I was born a Nicholas. I come to that name from the Collings line, who married into the Richey line, who eventually married into the Phegley family, who married into the Nicholas line.

So, you see, I am a Collings, a Richey, a Phegley, and a Nicholas, which brings up the question, as the television show asks…who do you think you are?

And that’s just on my dad’s side of the story. We all profess to want to be our own person, but how can that be? Like it or not, we are a product of our ancestors.

My ancestors fought Indians, started pioneer businesses, petitioned the young American government for land, hacked a life out of the wilderness. Don’t tell anyone, but there are criminals in my background and people who might not have treated the Indians so well when we moved into their hunting grounds.

The Crist family and the Collings family have traveled together, lived alongside each other, and supported each other through many adventures. Every time I told you a story about a man named Crist, there was a man named Collings standing nearby. And how that all was set into motion is still a mystery to me.

Nicolaus Heinrich Crist, in the account book given to him by his father, related that William Edward Collings, a boyhood friend, traveled the high seas with the Crist brothers when they came to America from Germany.

I can’t document that. As a matter of fact, all my research proves quite the opposite.

Every reference I have found in my family tree tells me that the Collings family (my Collings family) originated in England and that my ancestor named William Edward Collings was born in the Colonies in what was then called Pennsylvania, son of Zebulon Collings who was also recorded as being born in Pennsylvania.

While it would seem that the account book is wrong about William Edward Collings and therefore not to be trusted or used as reference, later entries in the journal have this Crist friend, William Edward Collings, producing a son named William Elston Collings and a daughter (among other offspring) named Elizabeth. That I can document as part of my family history. I am descended from William Elston Collings who had a sister named Elizabeth, both children of William Edward Collings.

There is some speculation that the entire journal of the Crist family is a fabrication, but I’m not buying that. There is enough fact in the journal that I can corroborate, so I choose to take it as a story based on mostly facts.

Family stories are like that. They take on a life of their own. They contain kernels of truth that help us know who we are and where we come from, even though they might also contain dramatic flourishes that keep us engaged in the story. And be honest with me and with yourself…you’ve enjoyed the stories, right?

Maybe the Collings and the Crists did not travel to America together, but they did travel through America and through history together, and that I can prove, so the journal has served as a lasting story of a life we can only imagine.
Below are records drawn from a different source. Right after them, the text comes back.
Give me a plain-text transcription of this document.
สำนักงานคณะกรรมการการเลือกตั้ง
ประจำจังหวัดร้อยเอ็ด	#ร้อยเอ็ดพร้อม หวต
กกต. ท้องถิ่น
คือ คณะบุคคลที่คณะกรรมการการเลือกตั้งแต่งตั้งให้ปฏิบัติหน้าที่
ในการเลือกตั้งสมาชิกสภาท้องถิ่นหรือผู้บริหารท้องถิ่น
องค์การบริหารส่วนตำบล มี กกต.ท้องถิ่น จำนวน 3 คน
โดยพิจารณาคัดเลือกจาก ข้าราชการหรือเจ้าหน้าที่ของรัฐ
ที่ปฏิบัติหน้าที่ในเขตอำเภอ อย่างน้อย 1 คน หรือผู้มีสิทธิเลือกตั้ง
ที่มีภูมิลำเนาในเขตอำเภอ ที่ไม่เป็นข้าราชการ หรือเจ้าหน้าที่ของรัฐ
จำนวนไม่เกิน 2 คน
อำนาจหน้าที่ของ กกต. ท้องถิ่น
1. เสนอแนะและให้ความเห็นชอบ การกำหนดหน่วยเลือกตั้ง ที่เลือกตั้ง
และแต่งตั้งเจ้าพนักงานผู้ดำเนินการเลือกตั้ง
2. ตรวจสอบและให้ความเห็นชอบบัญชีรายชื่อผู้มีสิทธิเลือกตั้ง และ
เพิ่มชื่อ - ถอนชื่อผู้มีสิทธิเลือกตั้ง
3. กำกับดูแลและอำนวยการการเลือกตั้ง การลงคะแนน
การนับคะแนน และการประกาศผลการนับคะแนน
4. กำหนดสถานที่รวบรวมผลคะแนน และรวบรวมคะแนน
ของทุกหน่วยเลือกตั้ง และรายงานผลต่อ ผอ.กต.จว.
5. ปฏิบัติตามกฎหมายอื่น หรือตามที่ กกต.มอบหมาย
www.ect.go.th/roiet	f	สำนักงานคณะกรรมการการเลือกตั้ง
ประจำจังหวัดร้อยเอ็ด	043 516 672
Nicolaus Crist’s son George married William Edward Collings’ daughter Elizabeth, sister to William Elston Collings. That fact I can document. It happened and it became very important to my future story line.

William Elston Collings, son of William Edward, was the patriarch of the group who traveled in 1809 from Kentucky into the territory that later became Indiana.

To be more precise they moved into southern Indiana near what is today Vienna, Indiana. This group, consisting of many Collings family members, settled in an area they called Pigeon Roost. There they built cabins, laid claim to land and planted crops. And there, many of their stories ended, but thankfully my story continued, so you see, it is my duty to tell this.

This is my family and now, over the next few weeks, I will begin to tell you their story.